Françoise Baron, "Mort et résurrection du jubé de la cathédrale d’Amiens", dans Revue de l’Art, 1990, n° 1, p. 29-41.

Extrait de l’article

Les chanoines d’Amiens mirent quelque temps à rallier le clan des « brise-jubés ». Et Jean-Baptiste Pages, érudit marchand mercier et historien de la cité, en tire satisfaction. Il connaît l’ardent plaidoyer écrit, en 1665, par l’abbé Jean-Baptiste Thiers. Il approuve la sévérité du jugement porté à l’encontre de ceux que cet auteur nommait aussi les « ambonoclas-tes ». Et, dans sa description de la cathédrale, datée de 1709, il prend soin de préciser : « Nos Messieurs n’ont point à craindre d’encourir de tels reproches. Car le jubé de leur auguste temple subsiste toujours dans le mesme estât auquel il a été construit ».
A cette date, il n’y a déjà plus de jubés à Strasbourg et à Paris.

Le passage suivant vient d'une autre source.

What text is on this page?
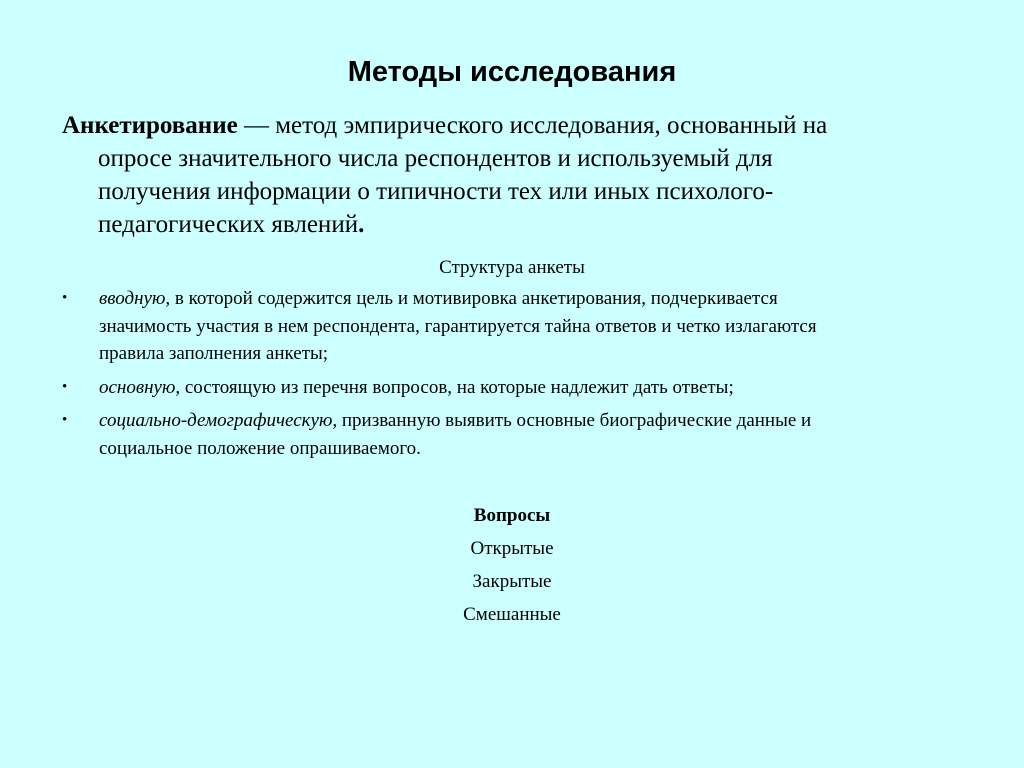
Методы исследования
Анкетирование — метод эмпирического исследования, основанный на
опросе значительного числа респондентов и используемый для
получения информации о типичности тех или иных психолого-
педагогических явлений.
Структура анкеты
• вводную, в которой содержится цель и мотивировка анкетирования, подчеркивается
значимость участия в нем респондента, гарантируется тайна ответов и четко излагаются
правила заполнения анкеты;
• основную, состоящую из перечня вопросов, на которые надлежит дать ответы;
• социально-демографическую, призванную выявить основные биографические данные и
социальное положение опрашиваемого.
Вопросы
Открытые
Закрытые
Смешанные
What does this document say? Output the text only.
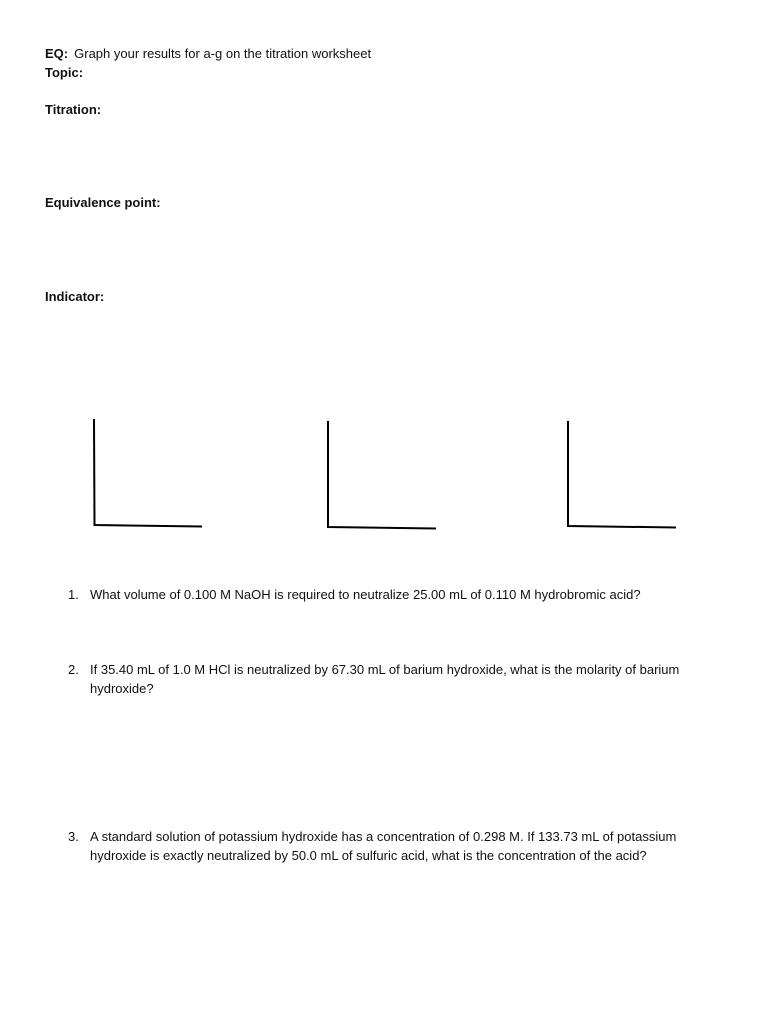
EQ: Graph your results for a-g on the titration worksheet
Topic:
Titration:
Equivalence point:
Indicator:
1. What volume of 0.100 M NaOH is required to neutralize 25.00 mL of 0.110 M hydrobromic acid?
2. If 35.40 mL of 1.0 M HCl is neutralized by 67.30 mL of barium hydroxide, what is the molarity of barium hydroxide?
3. A standard solution of potassium hydroxide has a concentration of 0.298 M. If 133.73 mL of potassium hydroxide is exactly neutralized by 50.0 mL of sulfuric acid, what is the concentration of the acid?
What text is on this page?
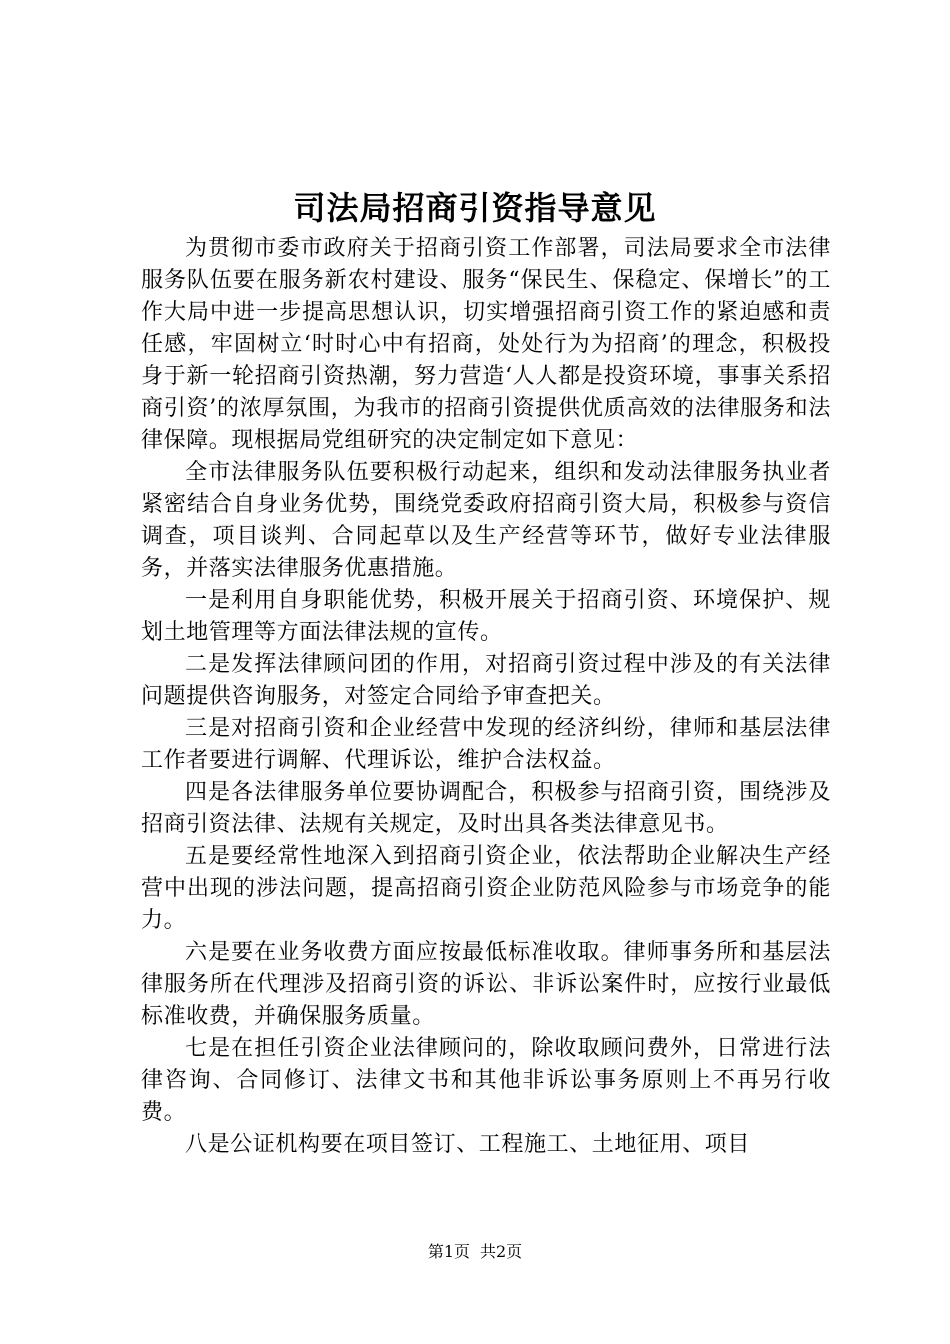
司法局招商引资指导意见

为贯彻市委市政府关于招商引资工作部署，司法局要求全市法律服务队伍要在服务新农村建设、服务“保民生、保稳定、保增长”的工作大局中进一步提高思想认识，切实增强招商引资工作的紧迫感和责任感，牢固树立‘时时心中有招商，处处行为为招商’的理念，积极投身于新一轮招商引资热潮，努力营造‘人人都是投资环境，事事关系招商引资’的浓厚氛围，为我市的招商引资提供优质高效的法律服务和法律保障。现根据局党组研究的决定制定如下意见：

全市法律服务队伍要积极行动起来，组织和发动法律服务执业者紧密结合自身业务优势，围绕党委政府招商引资大局，积极参与资信调查，项目谈判、合同起草以及生产经营等环节，做好专业法律服务，并落实法律服务优惠措施。

一是利用自身职能优势，积极开展关于招商引资、环境保护、规划土地管理等方面法律法规的宣传。

二是发挥法律顾问团的作用，对招商引资过程中涉及的有关法律问题提供咨询服务，对签定合同给予审查把关。

三是对招商引资和企业经营中发现的经济纠纷，律师和基层法律工作者要进行调解、代理诉讼，维护合法权益。

四是各法律服务单位要协调配合，积极参与招商引资，围绕涉及招商引资法律、法规有关规定，及时出具各类法律意见书。

五是要经常性地深入到招商引资企业，依法帮助企业解决生产经营中出现的涉法问题，提高招商引资企业防范风险参与市场竞争的能力。

六是要在业务收费方面应按最低标准收取。律师事务所和基层法律服务所在代理涉及招商引资的诉讼、非诉讼案件时，应按行业最低标准收费，并确保服务质量。

七是在担任引资企业法律顾问的，除收取顾问费外，日常进行法律咨询、合同修订、法律文书和其他非诉讼事务原则上不再另行收费。

八是公证机构要在项目签订、工程施工、土地征用、项目

第1页 共2页
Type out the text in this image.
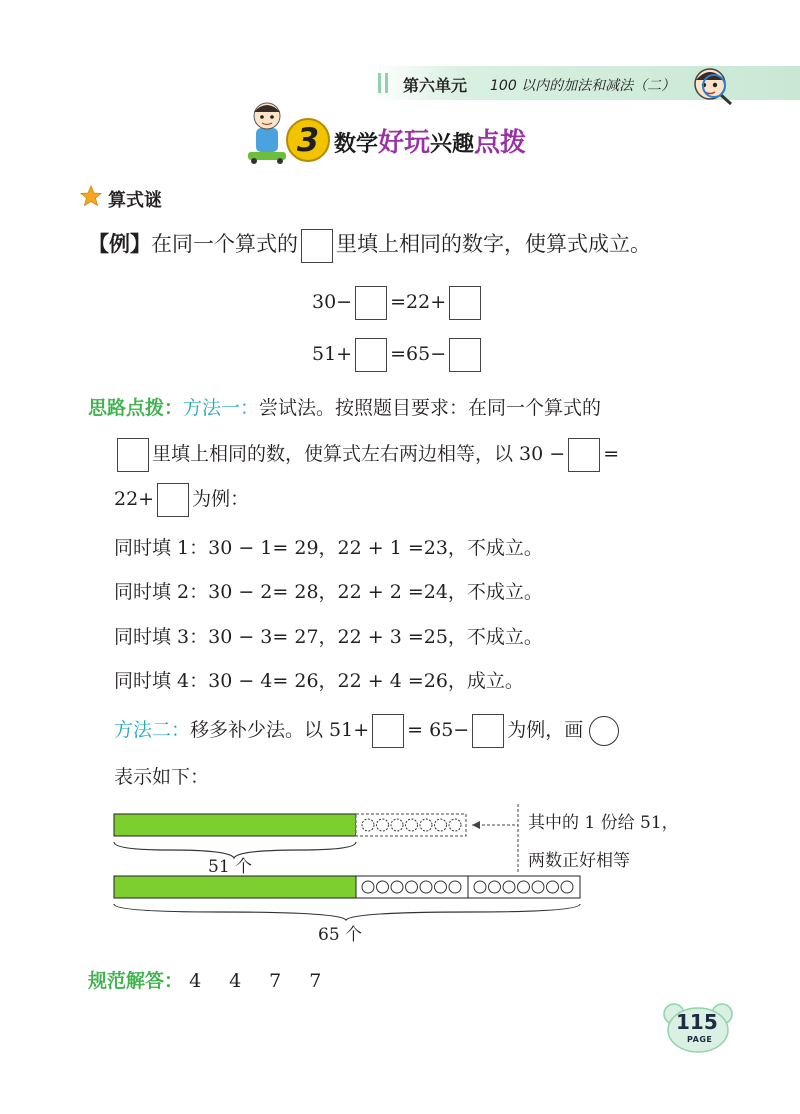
第六单元 100 以内的加法和减法（二）
3 数学好玩兴趣点拨
算式谜
【例】在同一个算式的 里填上相同的数字，使算式成立。
30− =22+
51+ =65−
思路点拨：方法一：尝试法。按照题目要求：在同一个算式的
里填上相同的数，使算式左右两边相等，以 30 − =
22+ 为例：
同时填 1：30 − 1= 29，22 + 1 =23，不成立。
同时填 2：30 − 2= 28，22 + 2 =24，不成立。
同时填 3：30 − 3= 27，22 + 3 =25，不成立。
同时填 4：30 − 4= 26，22 + 4 =26，成立。
方法二：移多补少法。以 51+ = 65− 为例，画
表示如下：
51 个
65 个
其中的 1 份给 51，
两数正好相等
规范解答： 4 4 7 7
115
PAGE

A Amiens même, les églises des Jacobins et des Cordeliers, Saint-Jean, Saint-Martin-au-Bourg, Saint-Michel et Saint-Nicolas ont perdu leur clôture. A Saint-Leu, on s’est contenté de déplacer l’ensemble, pour le transférer au-dessus du portail (...)

Portique d’accès au chœur, où siège le Chapitre, le jubé constitue le point fort des cérémonies. C’est devant sa porte que Charles VI épousa Isabeau de Bavière, le 17 juillet 1385. Lors des Te Deum, il sert de tribune aux choristes, auxquels répondent l’orgue et les instrumentistes. En 1697, après la paix de Ryswick, la partie instrumentale fut tenue par les tambours des gardes Suisses, installés dans le triforium. En 1712, puis en 1715, lors des services funèbres du Dauphin et de la Dauphine, ou de Louis XIV, on y plaça des lés de tissus noir ornés d’écus armoriés.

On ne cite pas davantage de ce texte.